|It's Time to Move.|
Page 3 of 6Hoarding behaviors affect approximately one to two percent of the U.S. population. This translates into two to four million individuals. Typically the median age is 50, but onset often occurs in adolescence. They are usually unmarried and socially isolated. They are prone to depression, social anxiety, perfectionism, indecisiveness, procrastination, and avoidance (Steketee, 2006). They need to be surrounded by familiar objects to feel safe and secure. Fears of losing important items they might need at some future time, excessive attachment to possessions, and making a wrong decision about what to discard may drive them to save everything. In research by Dr. Randy Frost PhD, emotional deprivation and the level of warmth expressed in the family during adolescence were significant for the development of hoarding behaviors. Hoarding is not linked to income, intelligence, ethniticity, or education. In reviewing the literature, all but one study points to hoarders as females. However, in a study by Samuels, et al., 2002, he reported hoarding as occurring twice as frequently in males than in females.
Hoarding behaviors are often linked with the diagnosis of obsessive-compulsive disorder. Using a positron emission tomography scan or (PET) people diagnosed with OCD with both hoarding and non-hoarding behaviors had their brains scanned. OCD patients with the hoarding component had a very different pattern of cerebral glucose metabolism. They had a significantly lower metabolism in the dorsal anterior cingulated gyrus than non-hoarders. This is the area of the brain that governs decision-making, organization, attention, motivation, and problem solving skills. Usually these people have difficulty with visual, spatial orientation (Saxena et.al, 2004). In a recent study sponsored by NIMH, called “ Neural Mechanisms of Compulsive Hoarding” people with and without compulsive hoarding, regardless of a diagnosis of OCD, were put into an MRI scanner to observe brain activity. While in the scanner, participants were asked to think of making decisions to discard personal possessions. In the brains of people with compulsive hoarding, decisions to discard possessions activated brain regions associated with punishing or unpleasant events. Decisions to discard may be experienced as punishing or uncomfortable and thus to be avoided. Further research is needed to determine if hoarding should be defined as a separate disorder versus a symptom or subset of OCD. Also, people diagnosed with OCD have not responded well to serotonin reuptake inhibitor (SRI) antidepressant medications, whereas compulsive hoarders have had better but limited success. Paroextine (paxil) had the best results, especially if combined with cognitive behavioral therapy. More research is indicated. However, as the hoarder does not recognize he/she have a problem, outcome is guarded even with intervention.

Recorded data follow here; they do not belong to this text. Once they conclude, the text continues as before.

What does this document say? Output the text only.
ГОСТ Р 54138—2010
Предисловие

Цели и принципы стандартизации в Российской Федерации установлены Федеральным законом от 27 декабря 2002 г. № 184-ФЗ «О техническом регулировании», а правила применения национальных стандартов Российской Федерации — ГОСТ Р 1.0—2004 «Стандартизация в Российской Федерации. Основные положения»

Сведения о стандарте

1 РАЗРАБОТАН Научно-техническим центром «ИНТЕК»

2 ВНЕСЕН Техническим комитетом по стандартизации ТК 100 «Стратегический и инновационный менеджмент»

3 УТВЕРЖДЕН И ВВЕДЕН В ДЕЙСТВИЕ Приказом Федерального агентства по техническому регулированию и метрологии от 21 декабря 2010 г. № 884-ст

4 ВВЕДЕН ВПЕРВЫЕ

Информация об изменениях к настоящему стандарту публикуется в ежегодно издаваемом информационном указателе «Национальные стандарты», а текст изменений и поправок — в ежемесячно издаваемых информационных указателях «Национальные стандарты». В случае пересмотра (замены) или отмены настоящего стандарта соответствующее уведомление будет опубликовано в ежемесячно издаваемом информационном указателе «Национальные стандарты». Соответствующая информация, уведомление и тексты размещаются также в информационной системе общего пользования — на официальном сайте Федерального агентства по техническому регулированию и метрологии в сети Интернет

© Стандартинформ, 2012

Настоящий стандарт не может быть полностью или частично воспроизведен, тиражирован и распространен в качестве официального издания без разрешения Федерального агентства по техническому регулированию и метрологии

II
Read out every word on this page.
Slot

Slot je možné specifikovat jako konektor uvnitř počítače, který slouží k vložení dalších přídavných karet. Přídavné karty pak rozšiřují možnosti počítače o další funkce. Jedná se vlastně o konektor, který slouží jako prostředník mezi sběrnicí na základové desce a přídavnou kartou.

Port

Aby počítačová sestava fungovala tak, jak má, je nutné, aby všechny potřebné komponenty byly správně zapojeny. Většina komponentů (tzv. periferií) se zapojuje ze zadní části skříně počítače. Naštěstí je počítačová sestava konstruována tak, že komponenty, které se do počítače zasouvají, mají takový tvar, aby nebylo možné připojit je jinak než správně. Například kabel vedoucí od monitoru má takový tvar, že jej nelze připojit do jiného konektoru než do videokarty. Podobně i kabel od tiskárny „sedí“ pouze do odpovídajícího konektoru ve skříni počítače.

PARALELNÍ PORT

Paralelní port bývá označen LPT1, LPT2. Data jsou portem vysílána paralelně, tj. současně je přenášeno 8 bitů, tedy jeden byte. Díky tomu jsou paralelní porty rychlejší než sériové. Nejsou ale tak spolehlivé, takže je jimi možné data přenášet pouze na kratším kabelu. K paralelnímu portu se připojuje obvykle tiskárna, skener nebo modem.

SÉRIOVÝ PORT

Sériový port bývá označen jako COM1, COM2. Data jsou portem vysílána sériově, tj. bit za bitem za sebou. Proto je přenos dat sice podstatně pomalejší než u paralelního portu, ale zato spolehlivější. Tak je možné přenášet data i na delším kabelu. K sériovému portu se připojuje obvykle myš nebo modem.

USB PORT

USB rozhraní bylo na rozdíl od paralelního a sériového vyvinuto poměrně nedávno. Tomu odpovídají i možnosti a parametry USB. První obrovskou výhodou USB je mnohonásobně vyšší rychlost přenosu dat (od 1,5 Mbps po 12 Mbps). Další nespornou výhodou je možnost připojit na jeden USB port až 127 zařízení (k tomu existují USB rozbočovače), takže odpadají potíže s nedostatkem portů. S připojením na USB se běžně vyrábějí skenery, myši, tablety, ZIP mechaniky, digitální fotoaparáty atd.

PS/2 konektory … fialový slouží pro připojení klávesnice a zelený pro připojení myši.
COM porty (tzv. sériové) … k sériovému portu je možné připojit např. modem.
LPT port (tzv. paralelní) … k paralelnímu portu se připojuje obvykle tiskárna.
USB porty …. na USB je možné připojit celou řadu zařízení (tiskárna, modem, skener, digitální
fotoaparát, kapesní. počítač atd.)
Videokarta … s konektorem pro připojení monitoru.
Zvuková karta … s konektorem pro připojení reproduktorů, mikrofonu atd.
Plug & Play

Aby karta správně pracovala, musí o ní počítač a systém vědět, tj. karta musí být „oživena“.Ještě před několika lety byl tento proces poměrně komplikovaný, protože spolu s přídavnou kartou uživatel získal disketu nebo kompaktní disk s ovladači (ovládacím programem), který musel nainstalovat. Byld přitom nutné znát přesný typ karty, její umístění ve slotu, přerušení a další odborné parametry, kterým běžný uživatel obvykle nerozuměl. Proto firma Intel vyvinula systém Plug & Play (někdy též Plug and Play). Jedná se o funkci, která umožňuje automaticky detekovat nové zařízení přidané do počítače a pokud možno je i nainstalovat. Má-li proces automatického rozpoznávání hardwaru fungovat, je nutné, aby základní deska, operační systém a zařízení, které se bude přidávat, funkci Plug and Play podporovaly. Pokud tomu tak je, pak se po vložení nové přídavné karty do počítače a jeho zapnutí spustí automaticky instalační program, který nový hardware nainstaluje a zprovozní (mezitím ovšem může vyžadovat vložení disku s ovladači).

Dr. Randy Frost of Boston University and, as previously mentioned a leading researcher in hoarding found that hoarding runs in families. People who hoard usually have a first-generation relative who is described as a “pack rat” (Frost et al., 2000). Often a person with a diagnosis of Alzheimer’s dementia has hoarding behaviors. However, it is felt that this is due to an inability to differentiate between necessary items and trash. Also, if a person sustains a brain injury to parts of the frontal lobes of the cortex he/she will often develop hoarding behaviors (Anderson, S.W., 2004). In addition, research at Johns Hopkins Medical Center has indicated chromosome 14 is linked with compulsive hoarding behaviors in families with OCD (Samuels, J., Shugart, Y.Y., Grados, M.S. et al.).
Regardless of biology with both hoarding and cluttering the outcomes are similar – piles of stuff. Their houses are full of stuff. Their garages are full of stuff. Their basements are full of stuff. There are narrow pathways surrounded by stuff. With all this stuff it is important to determine if it’s due to disorganization or hoarding behaviors. The National Study Group on Chronic Disorganization (NSGCD) has developed a Clutter-Hoarding Scale as a guideline tool to define the level and clutter in a home. The five levels relate to the health and safety of the individuals living in such an environment. Knowing the level of the clutter help in developing a treatment plan. People at Level I and II are likely to just be disorganized. They are often creative people with numerous interests and projects. People at Level III through Level V need psychological and/or medical intervention. A Level II house may evoke the eyesore of Oscar from the “Odd Couple” whereas a Level V dwelling is a virtual no-man’s land of structural damage, infestation of animals, unusable water and sewer, rotting food, and often no power. It is truly a health hazard. Often the only recourse is to condemn the property.
While hoarding affects a small percentage of the population, and disorganized cluttering probably a much larger percentage, stuff accumulates because it can. If one remains in their home for decades it accumulates. If a corporation moves you even the trash goes along to the next accommodation. If you’re moving yourself you load up the stuff promising to sort it when you have time.